Change or reset the garage door opener code and clear any old remotes paired to it. Reset the keypad on the garage and any smart lock to a fresh code, since the previous owner's code is probably still active. Find your mailbox key situation, especially in apartments and HOA neighborhoods around Frisco and Allen where the post office or management controls the lock. Check for a spare hidden outside under a mat or in a fake rock, because the last residents may have left one and forgotten. And locate every window lock and make sure they actually latch.
When to Just Make the Call
You can rekey some basic locks yourself with a kit if you're handy and patient. But for most new homeowners the math is simple. You've got a hundred things to do during a move, and getting the pinning wrong means a lock that doesn't lock.
Call a licensed, insured locksmith if you have more than two or three doors, mismatched keys you want unified, high-security cylinders like Medeco or Mul-T-Lock, or you simply want it done right the first day. A mobile locksmith covering McKinney and the North Dallas suburbs can knock out a whole house in one visit, leave you with one clean key, and let you get back to unpacking.

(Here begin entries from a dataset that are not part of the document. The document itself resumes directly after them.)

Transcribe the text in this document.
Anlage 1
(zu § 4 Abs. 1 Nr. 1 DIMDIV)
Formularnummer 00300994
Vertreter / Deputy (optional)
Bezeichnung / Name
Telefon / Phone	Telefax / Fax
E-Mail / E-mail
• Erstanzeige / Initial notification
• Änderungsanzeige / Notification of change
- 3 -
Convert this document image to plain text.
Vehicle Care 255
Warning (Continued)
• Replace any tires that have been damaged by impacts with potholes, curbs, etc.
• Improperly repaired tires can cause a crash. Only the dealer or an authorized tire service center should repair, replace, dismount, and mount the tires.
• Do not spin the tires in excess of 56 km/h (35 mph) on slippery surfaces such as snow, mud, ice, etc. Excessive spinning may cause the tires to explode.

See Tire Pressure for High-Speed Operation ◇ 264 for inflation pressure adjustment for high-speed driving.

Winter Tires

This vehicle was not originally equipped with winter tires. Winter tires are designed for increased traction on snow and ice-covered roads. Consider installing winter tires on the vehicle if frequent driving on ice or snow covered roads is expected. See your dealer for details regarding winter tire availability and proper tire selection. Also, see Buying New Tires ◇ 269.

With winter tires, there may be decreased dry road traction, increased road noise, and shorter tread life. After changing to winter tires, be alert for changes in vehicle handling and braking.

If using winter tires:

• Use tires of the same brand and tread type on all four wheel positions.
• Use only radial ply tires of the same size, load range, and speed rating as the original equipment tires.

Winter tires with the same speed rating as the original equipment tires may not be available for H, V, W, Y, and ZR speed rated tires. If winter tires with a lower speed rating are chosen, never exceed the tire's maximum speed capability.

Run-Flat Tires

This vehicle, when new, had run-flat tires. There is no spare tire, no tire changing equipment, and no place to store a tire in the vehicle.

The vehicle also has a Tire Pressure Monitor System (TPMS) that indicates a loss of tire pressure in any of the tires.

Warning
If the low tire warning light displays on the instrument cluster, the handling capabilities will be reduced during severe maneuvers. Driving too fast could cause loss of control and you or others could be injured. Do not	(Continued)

That first night, knowing nobody else still holds a working key is worth it. You sleep better knowing you're the only person holding a key that works.
Key takeaways
- The keys you're handed at move-in don't make you secure, because you can't know how many copies the old owners, cleaners, or neighbors still have.
- Rekeying resets your existing locks to a new key for less money and less hassle than replacing the hardware entirely.
- Walk the house and count every exterior lock, including the door from the garage into the house, before you call anyone.
- Don't stop at door locks: reset garage codes, smart-lock keypads, and check for hidden spare keys left outside.
- For more than a couple of doors, mismatched keys, or high-security cylinders, a mobile locksmith can rekey the whole house in one visit.
Frequently Asked Questions
For most new move-ins, rekey. The locks you inherited are usually in good shape, so you don't need new hardware. Rekeying swaps the internal pins to a fresh key and kills every old copy for less money. Replace only if the hardware is failing or you want to upgrade to a smart lock or higher security grade.